Light magnified by bottles in garbage can started blaze that destroyed 5 homes, fire chief says

Sunlight magnified by glass bottles in an open garbage can ignited paper trash, starting a 500-acre North Texas wildfire that destroyed five homes, fire officials said Thursday.

The July 18 fire on Possum Kingdom Lake's western shore, about 70 miles west of Fort Worth, took eight days to fully contain.

Chief Bonnie Watkins of the Possum Kingdom West Side Volunteer Fire Department found a trash can packed with party trash that included paper goods, food and numerous other glass bottles, according to a department statement Thursday.

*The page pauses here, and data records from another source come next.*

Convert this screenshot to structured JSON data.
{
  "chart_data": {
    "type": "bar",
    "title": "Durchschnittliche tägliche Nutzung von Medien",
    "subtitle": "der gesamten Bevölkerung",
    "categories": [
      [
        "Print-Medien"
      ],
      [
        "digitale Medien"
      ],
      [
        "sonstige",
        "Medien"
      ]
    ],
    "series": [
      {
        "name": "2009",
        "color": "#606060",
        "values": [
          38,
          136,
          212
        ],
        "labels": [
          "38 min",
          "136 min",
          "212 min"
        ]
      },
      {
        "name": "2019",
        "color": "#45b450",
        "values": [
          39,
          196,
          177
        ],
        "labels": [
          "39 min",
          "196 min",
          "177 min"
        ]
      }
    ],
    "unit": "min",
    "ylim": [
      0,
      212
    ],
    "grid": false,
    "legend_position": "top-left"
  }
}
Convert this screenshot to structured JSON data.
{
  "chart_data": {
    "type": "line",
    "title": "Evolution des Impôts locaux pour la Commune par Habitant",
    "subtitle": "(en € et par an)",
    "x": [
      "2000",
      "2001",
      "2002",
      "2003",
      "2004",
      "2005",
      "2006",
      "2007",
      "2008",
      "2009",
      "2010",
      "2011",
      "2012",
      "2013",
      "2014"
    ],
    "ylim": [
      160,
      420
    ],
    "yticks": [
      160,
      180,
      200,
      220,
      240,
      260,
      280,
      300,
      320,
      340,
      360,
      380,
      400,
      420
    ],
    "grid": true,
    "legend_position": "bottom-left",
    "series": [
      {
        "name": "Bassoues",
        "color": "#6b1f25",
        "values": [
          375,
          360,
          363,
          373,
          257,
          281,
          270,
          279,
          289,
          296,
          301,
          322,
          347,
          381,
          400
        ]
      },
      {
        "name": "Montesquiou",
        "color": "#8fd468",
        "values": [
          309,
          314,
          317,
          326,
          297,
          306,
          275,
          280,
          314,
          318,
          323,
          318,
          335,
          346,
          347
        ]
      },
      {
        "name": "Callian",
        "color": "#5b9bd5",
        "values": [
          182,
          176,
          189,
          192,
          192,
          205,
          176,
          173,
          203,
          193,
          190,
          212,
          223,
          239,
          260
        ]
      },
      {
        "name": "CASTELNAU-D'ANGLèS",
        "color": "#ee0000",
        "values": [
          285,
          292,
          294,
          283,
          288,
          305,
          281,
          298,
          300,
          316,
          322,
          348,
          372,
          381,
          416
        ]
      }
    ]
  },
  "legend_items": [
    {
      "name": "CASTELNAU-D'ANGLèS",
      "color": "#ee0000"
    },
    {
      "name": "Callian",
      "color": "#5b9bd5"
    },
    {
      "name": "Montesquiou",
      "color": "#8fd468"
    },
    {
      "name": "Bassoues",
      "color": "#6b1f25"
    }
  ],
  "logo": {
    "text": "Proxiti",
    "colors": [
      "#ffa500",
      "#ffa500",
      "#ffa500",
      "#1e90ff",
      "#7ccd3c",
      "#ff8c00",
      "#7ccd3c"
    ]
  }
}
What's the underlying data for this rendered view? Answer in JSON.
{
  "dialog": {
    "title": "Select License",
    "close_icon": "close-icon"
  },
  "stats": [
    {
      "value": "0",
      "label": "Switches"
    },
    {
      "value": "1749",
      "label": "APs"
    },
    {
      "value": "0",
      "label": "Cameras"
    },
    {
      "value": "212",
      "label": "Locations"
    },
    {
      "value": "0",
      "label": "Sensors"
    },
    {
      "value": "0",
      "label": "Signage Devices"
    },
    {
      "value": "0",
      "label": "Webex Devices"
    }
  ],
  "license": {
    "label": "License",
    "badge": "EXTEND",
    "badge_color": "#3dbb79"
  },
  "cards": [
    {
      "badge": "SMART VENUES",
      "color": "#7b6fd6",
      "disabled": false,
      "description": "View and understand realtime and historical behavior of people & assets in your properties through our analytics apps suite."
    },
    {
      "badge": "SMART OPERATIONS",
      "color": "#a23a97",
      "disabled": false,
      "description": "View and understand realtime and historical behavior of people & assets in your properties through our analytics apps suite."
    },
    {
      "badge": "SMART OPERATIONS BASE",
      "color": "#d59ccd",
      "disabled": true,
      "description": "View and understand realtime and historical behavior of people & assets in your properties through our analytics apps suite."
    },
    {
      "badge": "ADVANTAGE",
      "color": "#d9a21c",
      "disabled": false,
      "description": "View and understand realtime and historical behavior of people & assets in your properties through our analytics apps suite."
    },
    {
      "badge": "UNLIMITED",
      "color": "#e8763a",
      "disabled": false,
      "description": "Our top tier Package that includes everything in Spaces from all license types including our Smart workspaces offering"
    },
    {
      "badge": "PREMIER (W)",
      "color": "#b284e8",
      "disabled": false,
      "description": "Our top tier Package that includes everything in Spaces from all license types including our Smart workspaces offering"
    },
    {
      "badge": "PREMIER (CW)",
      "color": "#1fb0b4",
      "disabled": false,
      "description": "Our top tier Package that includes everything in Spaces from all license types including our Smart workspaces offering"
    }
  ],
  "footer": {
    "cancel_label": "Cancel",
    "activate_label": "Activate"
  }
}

Watkins concluded that a wind gust opened the can lid, enabling sunlight magnified by the glass bottles to ignite the paper. The fire built rapidly until it spilled from the can and spread to nearby cedar trees, the statement said.

Rich Johnson, a spokesman for the Insurance Council of Texas, a nonprofit insurance industry association, said he'd never heard of such a freakish cause for a wildfire.

"A fire started in a trash can is one thing, but one caused by sunlight magnified by glass bottles? That's a new one," Johnson said.

North Texas has been plagued by numerous explosive wildfires fostered by extreme drought conditions combined with temperatures topping 100 degrees and by wind gusts.